Un amour de papier
Nouvelle écrite en 1992
Publiée dans le recueil Ma plus belle histoire d’amour aux éditions Belgique Loisirs (1992)
Publiée par M.E.O. en 2024 dans le recueil Ainsi va la vie, ainsi va la mort
Deux pensionnats contigus, un pour filles, un pour garçons. Seul point de jonction, la chapelle et la messe hebdomadaire. Amours de potaches, entravés et contraints, sans intérêt pour Véronique. Elle rêve d’autre chose. Elle sera servie.
Une relation par lettres interposées, et rien d’autre, sans jamais se voir, parce que c’est impossible, compte tenu des circonstances. Ne connaître de l’autre que ce qu’il nous confie, cela peut mener à bien des surprises.
Mieux vaut savoir où on met les pieds.
Deuxième prix du concours de nouvelles de Belgique-Loisirs
Présentation
Une nouvelle écrite pour participer au concours organisé par Belgique Loisirs en 1992, sur le thème « ma plus belle histoire d’amour ».
Fictive, l’histoire de cette jeune fille qui, pour briser la monotonie du pensionnat, décide d’élargir ses horizons. Deux pensionnats, filles, garçons. Aucun contact entre les deux mondes, si ce n’est la messe hebdomadaire. Amourettes plus rêvées que vécues. Sévérité religieuse des deux côtés. Le décor est planté. Amours en fleurs… amours en pots.

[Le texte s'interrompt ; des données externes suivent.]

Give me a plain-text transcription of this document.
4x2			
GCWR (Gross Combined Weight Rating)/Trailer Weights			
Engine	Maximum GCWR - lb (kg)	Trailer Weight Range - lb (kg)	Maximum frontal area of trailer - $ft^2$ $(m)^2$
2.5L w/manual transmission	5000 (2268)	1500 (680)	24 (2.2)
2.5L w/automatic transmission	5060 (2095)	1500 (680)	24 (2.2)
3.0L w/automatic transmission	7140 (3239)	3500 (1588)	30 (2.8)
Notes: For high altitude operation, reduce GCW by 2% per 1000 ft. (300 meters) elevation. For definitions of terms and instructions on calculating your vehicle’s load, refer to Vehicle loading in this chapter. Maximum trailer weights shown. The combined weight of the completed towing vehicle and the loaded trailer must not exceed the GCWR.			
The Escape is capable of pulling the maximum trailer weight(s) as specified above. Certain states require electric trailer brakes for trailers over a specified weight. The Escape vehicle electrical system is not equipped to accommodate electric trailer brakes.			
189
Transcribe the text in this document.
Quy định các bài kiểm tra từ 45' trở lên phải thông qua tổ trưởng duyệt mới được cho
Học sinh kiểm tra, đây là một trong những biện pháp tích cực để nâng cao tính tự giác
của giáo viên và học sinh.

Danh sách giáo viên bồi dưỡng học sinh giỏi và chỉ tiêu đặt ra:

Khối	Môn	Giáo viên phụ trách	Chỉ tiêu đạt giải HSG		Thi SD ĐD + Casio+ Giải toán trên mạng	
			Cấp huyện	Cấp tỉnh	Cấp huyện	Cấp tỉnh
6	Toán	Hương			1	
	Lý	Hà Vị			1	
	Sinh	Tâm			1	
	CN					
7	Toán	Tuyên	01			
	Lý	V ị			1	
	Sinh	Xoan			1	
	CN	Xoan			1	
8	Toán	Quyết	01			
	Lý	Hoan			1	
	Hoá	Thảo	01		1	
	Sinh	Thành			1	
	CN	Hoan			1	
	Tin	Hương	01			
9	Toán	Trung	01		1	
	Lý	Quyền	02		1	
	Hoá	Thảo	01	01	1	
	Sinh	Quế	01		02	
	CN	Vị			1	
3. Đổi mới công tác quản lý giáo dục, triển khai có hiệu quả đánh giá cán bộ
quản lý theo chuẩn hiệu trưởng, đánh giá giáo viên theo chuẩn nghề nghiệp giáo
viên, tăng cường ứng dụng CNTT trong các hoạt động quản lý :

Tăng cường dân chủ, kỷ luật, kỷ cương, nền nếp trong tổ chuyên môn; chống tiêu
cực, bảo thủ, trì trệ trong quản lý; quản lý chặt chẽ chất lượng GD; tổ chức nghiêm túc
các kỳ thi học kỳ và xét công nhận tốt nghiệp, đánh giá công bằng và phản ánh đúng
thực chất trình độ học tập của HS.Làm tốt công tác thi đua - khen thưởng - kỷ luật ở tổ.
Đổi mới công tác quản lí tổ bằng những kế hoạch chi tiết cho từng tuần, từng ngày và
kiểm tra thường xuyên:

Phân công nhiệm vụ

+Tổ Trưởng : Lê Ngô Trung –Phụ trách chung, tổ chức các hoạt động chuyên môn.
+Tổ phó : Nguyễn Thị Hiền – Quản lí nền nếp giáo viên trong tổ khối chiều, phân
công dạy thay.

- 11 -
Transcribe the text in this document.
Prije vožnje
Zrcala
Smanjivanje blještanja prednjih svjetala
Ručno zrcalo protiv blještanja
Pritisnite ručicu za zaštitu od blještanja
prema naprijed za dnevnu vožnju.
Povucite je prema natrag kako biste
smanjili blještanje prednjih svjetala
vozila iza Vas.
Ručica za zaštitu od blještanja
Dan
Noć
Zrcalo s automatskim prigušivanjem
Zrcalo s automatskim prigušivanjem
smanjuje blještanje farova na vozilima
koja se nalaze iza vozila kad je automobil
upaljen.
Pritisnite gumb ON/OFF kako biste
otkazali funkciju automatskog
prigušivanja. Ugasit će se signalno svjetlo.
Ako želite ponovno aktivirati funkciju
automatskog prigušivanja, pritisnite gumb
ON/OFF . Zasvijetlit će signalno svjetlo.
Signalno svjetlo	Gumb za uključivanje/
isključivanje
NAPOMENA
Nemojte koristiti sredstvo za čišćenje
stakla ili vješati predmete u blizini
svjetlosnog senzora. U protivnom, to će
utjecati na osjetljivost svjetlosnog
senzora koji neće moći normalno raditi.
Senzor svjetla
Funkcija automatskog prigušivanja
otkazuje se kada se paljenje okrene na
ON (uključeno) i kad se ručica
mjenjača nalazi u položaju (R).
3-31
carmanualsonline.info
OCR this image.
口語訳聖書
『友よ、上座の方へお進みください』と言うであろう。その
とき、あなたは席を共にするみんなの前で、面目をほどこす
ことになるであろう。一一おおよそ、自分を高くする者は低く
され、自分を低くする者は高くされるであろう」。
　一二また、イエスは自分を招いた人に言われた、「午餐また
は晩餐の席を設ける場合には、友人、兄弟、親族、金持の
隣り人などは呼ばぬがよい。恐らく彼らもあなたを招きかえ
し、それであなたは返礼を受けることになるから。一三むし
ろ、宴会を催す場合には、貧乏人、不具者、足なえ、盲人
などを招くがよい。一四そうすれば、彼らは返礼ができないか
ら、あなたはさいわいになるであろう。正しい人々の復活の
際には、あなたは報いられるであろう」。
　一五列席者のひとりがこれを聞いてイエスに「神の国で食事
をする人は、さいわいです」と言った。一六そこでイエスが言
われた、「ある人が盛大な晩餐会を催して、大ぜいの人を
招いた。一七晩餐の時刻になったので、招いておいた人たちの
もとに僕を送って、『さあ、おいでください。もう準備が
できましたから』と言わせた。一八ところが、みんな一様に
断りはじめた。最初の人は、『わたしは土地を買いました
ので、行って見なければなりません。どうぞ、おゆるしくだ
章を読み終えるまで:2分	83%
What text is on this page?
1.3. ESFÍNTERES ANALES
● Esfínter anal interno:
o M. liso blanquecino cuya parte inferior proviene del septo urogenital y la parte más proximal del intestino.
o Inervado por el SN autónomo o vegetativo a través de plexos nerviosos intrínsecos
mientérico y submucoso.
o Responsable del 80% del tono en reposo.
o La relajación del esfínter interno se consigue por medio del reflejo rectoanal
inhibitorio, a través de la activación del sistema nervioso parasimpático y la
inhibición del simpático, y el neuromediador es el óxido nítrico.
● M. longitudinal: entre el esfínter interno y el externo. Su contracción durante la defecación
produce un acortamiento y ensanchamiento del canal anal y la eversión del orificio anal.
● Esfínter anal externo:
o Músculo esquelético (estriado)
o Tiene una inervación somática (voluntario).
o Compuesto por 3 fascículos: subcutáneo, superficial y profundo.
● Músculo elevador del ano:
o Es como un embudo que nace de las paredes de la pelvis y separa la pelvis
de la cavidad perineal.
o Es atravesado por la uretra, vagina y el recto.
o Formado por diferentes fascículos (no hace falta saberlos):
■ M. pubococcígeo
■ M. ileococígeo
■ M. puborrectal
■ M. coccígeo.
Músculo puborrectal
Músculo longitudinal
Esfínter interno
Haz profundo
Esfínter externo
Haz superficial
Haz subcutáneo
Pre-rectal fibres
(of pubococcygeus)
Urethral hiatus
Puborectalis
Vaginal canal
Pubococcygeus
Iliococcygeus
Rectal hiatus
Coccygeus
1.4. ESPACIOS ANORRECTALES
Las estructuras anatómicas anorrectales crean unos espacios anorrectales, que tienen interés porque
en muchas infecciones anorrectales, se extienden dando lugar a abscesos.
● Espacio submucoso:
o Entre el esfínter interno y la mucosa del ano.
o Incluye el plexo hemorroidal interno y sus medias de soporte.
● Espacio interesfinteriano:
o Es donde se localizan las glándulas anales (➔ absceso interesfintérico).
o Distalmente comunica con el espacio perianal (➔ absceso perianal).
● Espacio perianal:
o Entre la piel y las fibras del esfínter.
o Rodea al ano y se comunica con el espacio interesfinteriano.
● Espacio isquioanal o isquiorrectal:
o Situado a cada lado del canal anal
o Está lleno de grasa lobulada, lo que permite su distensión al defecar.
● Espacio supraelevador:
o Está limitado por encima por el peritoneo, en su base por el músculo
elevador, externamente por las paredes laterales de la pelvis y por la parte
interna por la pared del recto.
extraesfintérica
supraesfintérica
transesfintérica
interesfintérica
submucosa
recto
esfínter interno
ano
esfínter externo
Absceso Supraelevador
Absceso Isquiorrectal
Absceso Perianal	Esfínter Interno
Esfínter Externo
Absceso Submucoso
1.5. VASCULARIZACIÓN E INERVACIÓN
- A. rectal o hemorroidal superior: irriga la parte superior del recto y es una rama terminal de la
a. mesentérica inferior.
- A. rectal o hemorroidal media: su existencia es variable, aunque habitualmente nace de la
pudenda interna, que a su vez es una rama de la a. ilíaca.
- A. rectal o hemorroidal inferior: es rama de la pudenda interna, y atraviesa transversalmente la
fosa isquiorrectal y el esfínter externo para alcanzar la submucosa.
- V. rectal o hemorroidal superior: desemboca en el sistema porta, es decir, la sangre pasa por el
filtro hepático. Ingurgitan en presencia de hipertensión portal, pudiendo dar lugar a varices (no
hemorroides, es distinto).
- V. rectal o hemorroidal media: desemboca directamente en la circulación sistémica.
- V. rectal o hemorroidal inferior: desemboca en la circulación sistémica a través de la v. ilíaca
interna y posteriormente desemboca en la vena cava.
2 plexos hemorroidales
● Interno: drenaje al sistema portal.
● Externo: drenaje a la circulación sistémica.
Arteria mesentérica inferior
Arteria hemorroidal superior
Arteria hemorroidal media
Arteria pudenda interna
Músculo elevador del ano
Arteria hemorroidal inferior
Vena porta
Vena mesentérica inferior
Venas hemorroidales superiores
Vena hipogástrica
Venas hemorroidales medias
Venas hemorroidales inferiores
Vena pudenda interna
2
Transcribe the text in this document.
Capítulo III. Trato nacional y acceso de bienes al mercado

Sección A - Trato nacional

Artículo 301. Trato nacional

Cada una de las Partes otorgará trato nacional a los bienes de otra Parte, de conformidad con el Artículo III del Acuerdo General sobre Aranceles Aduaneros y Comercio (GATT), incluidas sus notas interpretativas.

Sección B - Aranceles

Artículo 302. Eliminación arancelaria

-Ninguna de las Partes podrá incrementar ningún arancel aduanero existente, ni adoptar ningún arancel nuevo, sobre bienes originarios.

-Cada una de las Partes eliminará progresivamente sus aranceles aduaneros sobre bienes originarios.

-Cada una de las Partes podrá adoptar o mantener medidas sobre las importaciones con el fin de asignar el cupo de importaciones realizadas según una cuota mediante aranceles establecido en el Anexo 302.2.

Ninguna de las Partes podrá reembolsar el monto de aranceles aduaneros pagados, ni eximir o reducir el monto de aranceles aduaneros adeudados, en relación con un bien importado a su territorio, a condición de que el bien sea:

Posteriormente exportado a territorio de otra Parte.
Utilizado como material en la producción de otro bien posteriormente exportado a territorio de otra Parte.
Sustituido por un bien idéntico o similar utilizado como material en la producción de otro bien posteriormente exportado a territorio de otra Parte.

Et cela ne suffit plus à Véronique. Cette année-là, à la rentrée, elle envoie une petite annonce et, miracle, reçoit une réponse. Elle vivra un amour épistolaire plutôt extraordinaire. Mais la réalité va la rattraper d’une manière singulière…
La nouvelle a obtenu le deuxième prix, sur des « centaines et centaines » de nouvelles, dont cent ont été retenues pour la sélection finale. Elle a été publiée en 1992 dans le recueil intitulé Ma plus belle histoire d’amour – éditions Belgique Loisirs.
Extrait
Christopher me fit pénétrer le ténébreux univers des agents secrets mais surtout le merveilleux domaine des amours clandestines. Peu à peu, je tombais amoureuse d'une ombre dont je ne savais que ce qu'il voulait bien m'écrire, mais dont j'étais prête à tout croire. Surtout qu'il m'écrivait de si jolies choses, qu'il m'envoyait des fleurs séchées, des plumes d’oiseaux, des bouts de rêve où il faisait rimer mes yeux de cristal avec le parfum du santal, où il donnait à mon double plus de consistance que je ne lui en donnais moi-même.
Cet amour insolite m'ancrait paradoxalement dans la vie beaucoup plus sûrement que ma pâle scolarité et me donnait une formidable impression de supériorité sur mes copines de classe. Je ne déplorais qu'une chose : il m'écrivait à la machine. Par prudence sans doute. Mais une lettre d'amour dactylographiée perd beaucoup de son charme et donne l'impression d'une circulaire.
Le soir dans mon lit, au lieu de réviser mes cours, je relisais l'une ou l'autre lettre avec la certitude que mon Christopher pouvait en remontrer aux plus grands. Je me faisais un cinéma du tonnerre. J’étais heureuse.
C'était compter sans la mesquinerie de mes amies. Voyant s'amonceler les lettres dont je gardais même les enveloppes, Maryse, ma voisine de couloir, qui avait la langue acérée et cinq paires d'yeux aux aguets, se montrait de plus en plus curieuse et menaçait de prévenir la religieuse chargée de surveiller notre moralité. Ses antennes lui disaient que c'étaient des "lettres de garçon".
J'étais pensionnaire puisque mes parents, artistes tous les deux, étaient sans cesse en tournée. Ils m’écrivaient régulièrement. J'avais une excellente cachette : je glissais tout mon courrier dans une grosse chemise de toile entre les éléments de mon radiateur. Et mon amour comme un abricot mûrissait dans la chaleur et la poussière à l'abri de toute inquisition. Ni la religieuse préposée au service des chambres ni l'épineuse Maryse n'ont jamais rien trouvé. Je fus bien ennuyée cependant le jour où mon amoureux de papier me réclama une photo.